Quala: Custom Type Systems for Clang

August 17, 2014

Quala is an open-source research tool I’ve been working on to implement pluggable type systems for C and C++. The idea is to make it easy for researchers to add new type qualifiers and typing rules to Clang as plugins, without getting their hands dirty by modifying Clang itself. In the same way that loadable LLVM passes can extend the compiler with optimizations and analyses, pluggable Clang type systems should make it possible to prototype ideas that need compiler–programmer collaboration.

Catching Null-Pointer Dereferences

Quala is inspired by UW’s Checker Framework for Java, so it seemed appropriate to try re-implementing a simplistic port of its flagship nullness checker. The nullness type system for Quala helps avoid confusion between pointers that always point to something and pointers that can “meaningfully” be null—and which therefore have to be checked before they can be dereferenced. As the CF docs put it, a program that emits no warnings is guaranteed never to dereference a null pointer.

By default, all pointers are considered non-null and the type system emits a warning whenever you try to nullify one:

int *p = 0;  // WARNING
int *q = nullptr;  // EXTRA-SPECIAL C++11 WARNING

To allow a pointer to be null, you have to mark it as nullable:

int * NULLABLE r = 0;  // ok
p = r;  // WARNING

That NULLABLE qualifier is a little macro that expands to a type-annotation attribute recognized by my small patch to Clang:

#define NULLABLE __attribute__((type_annotate("nullable")))

That type_annotate syntax extension, along with Quala’s fledgling type-checker support library, makes it easy to implement the typing rules in a plugin that the programmer can enable with a few compiler flags.

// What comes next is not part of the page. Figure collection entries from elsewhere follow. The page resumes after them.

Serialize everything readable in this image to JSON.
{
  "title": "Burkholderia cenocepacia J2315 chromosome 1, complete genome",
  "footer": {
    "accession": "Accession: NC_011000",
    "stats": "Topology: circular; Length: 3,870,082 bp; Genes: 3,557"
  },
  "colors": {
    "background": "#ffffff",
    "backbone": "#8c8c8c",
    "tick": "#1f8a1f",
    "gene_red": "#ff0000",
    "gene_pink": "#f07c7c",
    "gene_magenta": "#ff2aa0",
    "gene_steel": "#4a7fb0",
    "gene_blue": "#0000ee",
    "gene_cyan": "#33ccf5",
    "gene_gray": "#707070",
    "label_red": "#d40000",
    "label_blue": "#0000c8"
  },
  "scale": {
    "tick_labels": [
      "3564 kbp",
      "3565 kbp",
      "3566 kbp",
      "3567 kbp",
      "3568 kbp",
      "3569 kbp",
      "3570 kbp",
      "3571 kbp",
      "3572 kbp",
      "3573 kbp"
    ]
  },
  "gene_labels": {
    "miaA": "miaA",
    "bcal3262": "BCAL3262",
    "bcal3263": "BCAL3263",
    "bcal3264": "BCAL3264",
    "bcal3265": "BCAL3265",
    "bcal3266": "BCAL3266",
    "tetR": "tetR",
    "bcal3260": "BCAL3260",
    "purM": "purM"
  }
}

The nullness type system highlights the contrast between type-qualifier annotations and simpler declaration annotations. The Clang analyzer also has a null-pointer dereference analysis—Quala’s nullness system can be seen as a sound alternative to the Clang analyzer’s heuristic. Both Clang and GCC have a nonnull attribute, but it’s awkward and limited: it can only appear on declarations, not on types. For example, there’s no way to distinguish which level of pointerdom in an int** value is non-null. In Quala, you can even use annotations in typedefs:

typedef int * NULLABLE int_ptr_or_null;

Quala’s “real” type annotations can improve the annotation systems that Clang already provides in simpler forms. This presentation from 2011, for example, wished for them in the design of Clang’s thread safety analysis annotations.

Coming Soon

This is only the first milestone for Quala. The example type systems—nullness and another example demonstrating information flow tracking—are really just toys at this point. There’s a lot more work to come.

Qualifiers in the IR

The reason I’m writing Quala—rather than just using the Checker Framework or even Cqual—is to connect type annotations to LLVM IR. For many research projects I want to do, I need serious compiler analysis and instrumentation driven by custom types: tasks for which AST-level tools are nightmarish debacles. Representing types in a friendly, regular compiler IR like LLVM’s will make this kind of work sane.

The nullness system, for example, could benefit from type-directed automatic insertion of null checks. With an LLVM compiler pass that adds a run-time check wherever a nullness warning is emitted, a programmer could conservatively eliminate all undefined behavior due to null dereferences. This kind of instrumenation would be invasive and fragile at the source or AST level but is trivial at the LLVM IR level—provided type information is available.

Data-Flow Type Rules

One important Checker Framework feature worth replicating is flow-sensitive type inference. It’s crucial for the nullness checker to avoid obvious cases where warnings should not be emitted. Namely, when you use an explicit null check:

int * NULLABLE p;
...
if (p) {
    *p = 3;  // fine!
}

the type system should not complain. It should be able to refine the type of p to non-nullable inside the true branch of the if.

Since rules like this depend on data-flow properties, they seem well-suited to implementation at the LLVM IR level. This presents an interesting challenge: how should an AST-level type checker employ facts from an IR-level analysis?

C and C++ Misfortunes

Even the tiny prototype systems I’ve implemented so far have needed to grapple with unfortunate, essential complexities in C and C++. For example, arbitrarily deep chains of pointers make subtyping relationships more complicated than they are in a pointer-free language like Java. C++ references further muddy the waters. Clearly, binding a reference to a nullable pointer to a non-null pointer is unsound:

int *q;
int * NULLABLE &p = q;
p = NULL;  // mutation ruins everything

but binding a const reference is probably safe. C++ template parameters pose another practical challenge (as others have also noticed). So does overloading. This long tail of language complexity will only be addressed by an equally long journey of iteration.